Why would China want such a capability? It’s well known that the US armed forces love satellites, for intelligence, communications, weather forecasting, and navigation. A lot of these are in low earth-orbit, like the one the Chinese rocket smashed. There’s clearly a show of strength going on here, but the foxing question is why they found it necessary to do it in the way they did. There’s no point signalling a capability secretly. It’s impossible to do something in LEO secretly, anyway, as all kinds of governments and research organisations from many countries observe it routinely and their data is available on the Net, which is how the news of the hit got out.
The Americans are presumably being put on notice that their LEO constellation can be held in jeopardy.

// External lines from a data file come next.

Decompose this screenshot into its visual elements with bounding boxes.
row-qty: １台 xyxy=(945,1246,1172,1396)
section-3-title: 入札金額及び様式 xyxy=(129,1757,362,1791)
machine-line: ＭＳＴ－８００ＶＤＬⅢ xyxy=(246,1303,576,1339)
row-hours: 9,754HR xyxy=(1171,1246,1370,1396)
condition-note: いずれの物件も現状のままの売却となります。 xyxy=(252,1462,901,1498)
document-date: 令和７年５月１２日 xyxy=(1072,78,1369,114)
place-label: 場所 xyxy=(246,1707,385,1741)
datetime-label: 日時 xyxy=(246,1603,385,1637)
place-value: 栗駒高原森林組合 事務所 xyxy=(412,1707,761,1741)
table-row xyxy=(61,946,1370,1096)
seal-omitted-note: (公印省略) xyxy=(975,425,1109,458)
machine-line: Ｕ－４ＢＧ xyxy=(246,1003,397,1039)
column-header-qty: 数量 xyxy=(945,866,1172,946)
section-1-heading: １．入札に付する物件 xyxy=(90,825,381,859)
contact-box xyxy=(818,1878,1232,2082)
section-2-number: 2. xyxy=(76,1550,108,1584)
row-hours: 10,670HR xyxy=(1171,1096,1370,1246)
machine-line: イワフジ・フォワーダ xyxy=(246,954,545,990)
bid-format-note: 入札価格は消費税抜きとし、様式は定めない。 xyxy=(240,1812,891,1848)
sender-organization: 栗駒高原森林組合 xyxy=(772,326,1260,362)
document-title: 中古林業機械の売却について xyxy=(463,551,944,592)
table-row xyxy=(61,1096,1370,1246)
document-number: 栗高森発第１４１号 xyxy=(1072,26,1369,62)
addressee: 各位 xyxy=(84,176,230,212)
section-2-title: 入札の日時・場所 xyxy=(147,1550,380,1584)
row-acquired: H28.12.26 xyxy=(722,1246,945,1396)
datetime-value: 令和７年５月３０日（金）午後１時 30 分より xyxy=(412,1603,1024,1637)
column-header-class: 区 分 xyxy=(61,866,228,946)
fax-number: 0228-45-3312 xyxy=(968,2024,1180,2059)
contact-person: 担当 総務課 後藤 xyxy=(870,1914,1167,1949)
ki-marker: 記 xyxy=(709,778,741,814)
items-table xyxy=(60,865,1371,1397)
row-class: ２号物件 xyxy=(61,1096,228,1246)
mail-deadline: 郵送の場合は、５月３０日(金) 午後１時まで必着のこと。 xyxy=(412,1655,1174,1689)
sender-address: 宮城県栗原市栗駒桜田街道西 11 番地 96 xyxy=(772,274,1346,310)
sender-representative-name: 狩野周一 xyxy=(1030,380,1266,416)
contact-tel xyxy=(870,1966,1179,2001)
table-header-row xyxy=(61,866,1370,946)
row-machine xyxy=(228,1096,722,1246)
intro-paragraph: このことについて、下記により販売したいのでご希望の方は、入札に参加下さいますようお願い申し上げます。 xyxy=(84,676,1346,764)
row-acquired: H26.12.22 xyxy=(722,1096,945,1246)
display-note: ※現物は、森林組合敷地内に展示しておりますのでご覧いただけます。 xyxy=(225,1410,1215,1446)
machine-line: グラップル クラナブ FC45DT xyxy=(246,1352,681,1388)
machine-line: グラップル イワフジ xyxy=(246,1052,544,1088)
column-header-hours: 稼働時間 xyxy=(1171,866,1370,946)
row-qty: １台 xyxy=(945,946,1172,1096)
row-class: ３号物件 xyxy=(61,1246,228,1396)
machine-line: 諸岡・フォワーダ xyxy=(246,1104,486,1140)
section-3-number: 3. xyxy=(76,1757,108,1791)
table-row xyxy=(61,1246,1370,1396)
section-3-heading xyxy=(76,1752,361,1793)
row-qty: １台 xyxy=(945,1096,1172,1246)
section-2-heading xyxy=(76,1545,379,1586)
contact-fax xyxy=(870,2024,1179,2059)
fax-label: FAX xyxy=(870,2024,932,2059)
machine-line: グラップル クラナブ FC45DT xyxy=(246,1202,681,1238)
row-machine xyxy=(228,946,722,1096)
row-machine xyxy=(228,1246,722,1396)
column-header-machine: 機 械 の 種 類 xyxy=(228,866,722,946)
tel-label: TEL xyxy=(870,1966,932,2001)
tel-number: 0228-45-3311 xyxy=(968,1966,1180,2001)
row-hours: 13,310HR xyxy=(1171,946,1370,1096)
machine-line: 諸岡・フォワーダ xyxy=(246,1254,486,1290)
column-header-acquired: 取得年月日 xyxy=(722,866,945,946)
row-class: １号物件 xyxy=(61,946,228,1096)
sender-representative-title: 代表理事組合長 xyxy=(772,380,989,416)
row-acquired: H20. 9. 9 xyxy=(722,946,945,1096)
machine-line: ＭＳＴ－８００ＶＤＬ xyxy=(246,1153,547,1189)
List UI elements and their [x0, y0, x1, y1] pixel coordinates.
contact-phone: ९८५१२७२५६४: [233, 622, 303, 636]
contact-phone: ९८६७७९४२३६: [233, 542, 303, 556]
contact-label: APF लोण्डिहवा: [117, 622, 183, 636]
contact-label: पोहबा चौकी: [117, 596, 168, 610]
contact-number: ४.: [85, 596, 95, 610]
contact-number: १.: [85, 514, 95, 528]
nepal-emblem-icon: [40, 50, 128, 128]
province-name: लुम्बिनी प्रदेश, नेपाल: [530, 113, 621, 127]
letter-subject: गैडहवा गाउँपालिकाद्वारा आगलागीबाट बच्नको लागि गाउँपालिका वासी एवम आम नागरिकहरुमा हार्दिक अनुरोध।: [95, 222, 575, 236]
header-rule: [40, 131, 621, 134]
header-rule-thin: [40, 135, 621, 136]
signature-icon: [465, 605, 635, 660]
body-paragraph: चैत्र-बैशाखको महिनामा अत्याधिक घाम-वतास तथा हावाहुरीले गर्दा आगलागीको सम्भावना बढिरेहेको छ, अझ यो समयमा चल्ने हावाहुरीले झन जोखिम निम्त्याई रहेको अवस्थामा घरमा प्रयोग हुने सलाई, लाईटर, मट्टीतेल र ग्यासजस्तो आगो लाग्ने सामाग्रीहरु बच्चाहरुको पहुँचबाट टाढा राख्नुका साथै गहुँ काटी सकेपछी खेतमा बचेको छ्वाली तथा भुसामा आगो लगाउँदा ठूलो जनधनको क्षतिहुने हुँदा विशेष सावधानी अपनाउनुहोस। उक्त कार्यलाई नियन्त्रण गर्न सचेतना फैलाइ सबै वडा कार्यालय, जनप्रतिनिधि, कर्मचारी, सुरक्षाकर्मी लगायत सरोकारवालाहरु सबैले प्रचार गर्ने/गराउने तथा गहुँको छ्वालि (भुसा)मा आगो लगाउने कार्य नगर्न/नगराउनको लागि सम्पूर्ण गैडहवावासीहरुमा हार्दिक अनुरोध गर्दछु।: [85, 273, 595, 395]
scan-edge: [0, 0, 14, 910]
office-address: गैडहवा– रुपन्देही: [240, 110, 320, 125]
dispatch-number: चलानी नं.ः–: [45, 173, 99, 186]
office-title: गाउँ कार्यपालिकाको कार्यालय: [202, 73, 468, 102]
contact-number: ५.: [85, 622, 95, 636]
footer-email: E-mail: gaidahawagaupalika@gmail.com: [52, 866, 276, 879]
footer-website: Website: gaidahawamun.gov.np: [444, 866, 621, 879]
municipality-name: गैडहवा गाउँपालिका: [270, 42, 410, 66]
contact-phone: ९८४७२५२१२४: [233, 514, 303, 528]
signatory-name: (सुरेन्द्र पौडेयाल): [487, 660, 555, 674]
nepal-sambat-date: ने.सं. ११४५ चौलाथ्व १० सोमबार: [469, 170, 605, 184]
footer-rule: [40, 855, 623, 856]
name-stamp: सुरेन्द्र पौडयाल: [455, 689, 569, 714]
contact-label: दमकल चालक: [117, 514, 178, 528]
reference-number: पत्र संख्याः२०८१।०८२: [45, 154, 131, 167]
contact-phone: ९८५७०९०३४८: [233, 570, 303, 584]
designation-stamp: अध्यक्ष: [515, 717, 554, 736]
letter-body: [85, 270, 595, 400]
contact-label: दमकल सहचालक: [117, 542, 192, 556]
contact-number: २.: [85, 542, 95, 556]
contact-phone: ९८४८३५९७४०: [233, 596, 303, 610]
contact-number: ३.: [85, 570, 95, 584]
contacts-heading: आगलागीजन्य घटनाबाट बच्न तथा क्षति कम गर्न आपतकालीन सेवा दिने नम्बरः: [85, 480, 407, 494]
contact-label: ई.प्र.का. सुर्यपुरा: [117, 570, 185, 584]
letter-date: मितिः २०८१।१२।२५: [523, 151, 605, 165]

There’s another point, though – satellites are a field in which new countries are rapidly gaining capabilities. Taiwan, for example, rents a share in an Israeli satellite. Nigeria is working on one. It makes sense, I suppose, for the Chinese to keep ahead of states nearer to being peers than the US.
It’s also worth keeping in mind that the UK is one of few comparable states that has no satellite capability of its own. You might remember this post and the difference of opinion on Iraq between the countries without satellites, and France, which has its own. Surrey University and Astrium in Stevenage are good at making them. Arianespace are pretty good at launching any satellite someone will pay for.